Во всяком случае бедняжка Шерли будет волноваться, если он не явится домой к пяти есть гренки с анчоусами, которые она для него приготовила. Можно даже и ублажить ее. У него, как он нередко говорил ей, вызывал раздражение вид молодой, полной сил женщины вроде нее, которая, не имея постоянной работы, целыми днями околачивается в доме. Это противоречило принципам, которых он придерживался всю жизнь, а ей явно причиняло один вред — поглядеть только, как скверно она одета, как растолстела, как распустилась. Нечего удивляться, что муж ее бросил, хотя он, конечно, не такой человек, размышлял он, чтобы действительно сказать ей это… О том, что брак Шерли, не имевшей детей, в конце концов расклеился, как отстает кусок старого, замызганного пластыря, еще лет пятнадцать назад, когда Шерли была недурна, и что сам он бросил ни больше ни меньше как трех физически привлекательных жен, не считая многих других женщин, он благополучно позабыл. Так или иначе, поскольку Шерли не намеревалась и пальцем пошевелить, чтобы устроить свою жизнь, как это сделали остальные его дети, было довольно удобно жить с ней в одной квартире, предоставив ей вести домашние дела, разумеется временно. И было приятно сознавать, что, как он ни стар, он по-прежнему может выполнить свой долг перед этим глупым ребенком, давая ему кров и жизненный стержень.
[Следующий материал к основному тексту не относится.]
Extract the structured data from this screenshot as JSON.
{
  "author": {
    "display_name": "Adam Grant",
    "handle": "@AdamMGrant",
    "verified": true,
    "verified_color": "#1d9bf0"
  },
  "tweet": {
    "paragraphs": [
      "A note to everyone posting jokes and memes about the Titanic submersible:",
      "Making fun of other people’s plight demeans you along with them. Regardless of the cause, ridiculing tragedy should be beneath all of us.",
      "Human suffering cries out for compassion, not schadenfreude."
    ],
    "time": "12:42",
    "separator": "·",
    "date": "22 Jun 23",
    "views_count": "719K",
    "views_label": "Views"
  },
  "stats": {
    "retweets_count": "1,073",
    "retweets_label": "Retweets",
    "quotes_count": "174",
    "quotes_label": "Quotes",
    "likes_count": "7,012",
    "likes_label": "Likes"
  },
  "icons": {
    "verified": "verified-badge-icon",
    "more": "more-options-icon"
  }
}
Стоп. В этом месте нужно перейти на ту сторону. С этим односторонним движением только больше путаницы. Всего на прошлой неделе его чуть не сбило такси — проклятый болван. Сжав покрепче портфель и вытянув шею вперед, он поджидал удобного момента. Стоя так, он внезапно увидел себя как бы со стороны — штука, которую он умел порой проделывать всю жизнь, особенно когда устал. Словно на обрывке пленки увидел он свою позу, легкое, короткое, как у молодого, твидовое пальто, длинные ноги, прямую, ни капельки не сгорбленную спину, шапку густых белых волос. Вид, славу богу, внушительный, до сих пор, ни тебе лысины, ни лишнего жира, ни еще чего хуже, не то, что у многих сверстников… Потом, когда он попытался получше разглядеть эту фигуру, пленка перескочила на другой кадр: в той же позе, на краю тротуара с двумя сынишками стояла Меррилл, самая младшая из его детей, собираясь переводить их через улицу, вся в напряжении, потому что нужно было и предостеречь и успокоить их. Великолепная мать, хоть и рано вышла замуж, и вообще великолепная девочка, замечательные мальчуганы — надо сказать Шерли, чтобы она в ближайшее же время опять отвезла его к ним, теперь-то уж они, наверное, вернулись после летних каникул. (Стоял ноябрь). И тут он вспомнил.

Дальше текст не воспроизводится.